La seconda fase coinvolgerà 100 ragazzi per valutare l’efficacia dei trattamenti, che potranno essere realizzati anche in casa. L’obiettivo è quello di realizzare una sorta di “traduttore di emozioni” in grado di fornire in tempo reale ai ragazzi un “dizionario” di stati d’animo del loro interlocutore.
“Non vogliamo che questa sia una sorta di protesi,” dice Haber.
Un primo studio, già lanciato l’anno scorso, ha coinvolto 40 ragazzi ed è stato molto lungo da portare avanti per la disponibilità di un solo Google Glass. Oggi il colosso di Mountain View partecipa in modo molto attivo allo studio con altri 35 nuovi dispositivi: dal canto suo la Fondazione Packard ha donato 350.000€ con i quali migliorare sia le infrastrutture che il software utilizzato per mappare i risultati.
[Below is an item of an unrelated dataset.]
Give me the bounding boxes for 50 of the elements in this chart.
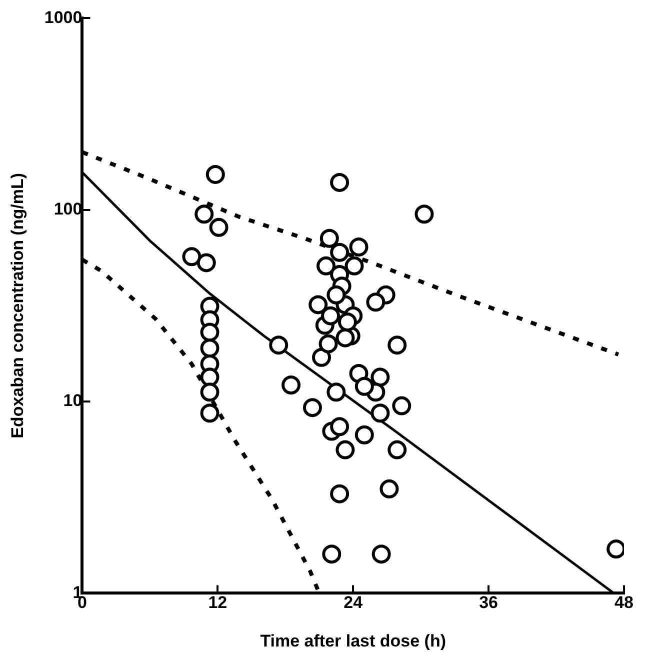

Dopo aver studiato l’interazione tra i ragazzi e gli schermi, bisognerà valutare come i ragazzi interagiscono con l’ambiente circostante. Il team ha sviluppato una sorta di videogioco in collaborazione con il Media Lab del MIT, chiamato “Cattura il Sorriso”. Nel gioco, i ragazzi autistici indossano i Google Glass e cercano una specifica emozione sul volto delle persone che li circondano. Monitorando i risultati e combinando l’analisi con speciali questionari, è possibile valutare il “fenotipo quantitativo” dell’autismo in ciascuno dei partecipanti: una sorta di ‘fattore matematico’ del loro autismo.
Più avanti, anche i parenti dei ragazzi parteciperanno al “gioco”, che sarà ampliato con nuove funzioni: “potrà monitorare il tempo che questi passano a parlare con i genitori, e quanto tempo passano a guardarli negli occhi,” dice Voss.
La sperimentazione dura circa 20 minuti per sessione.
I ricercatori sperano di rendere massiva l’introduzione di questo metodo per poter ottenere risultati sempre più attendibili: da 100 partecipanti a chissà quanti, per costruire un meccanismo che riconosca molte più emozioni, e in modo molto più preciso, per dare ai ragazzi autistici un vero e proprio “superpotere” in più.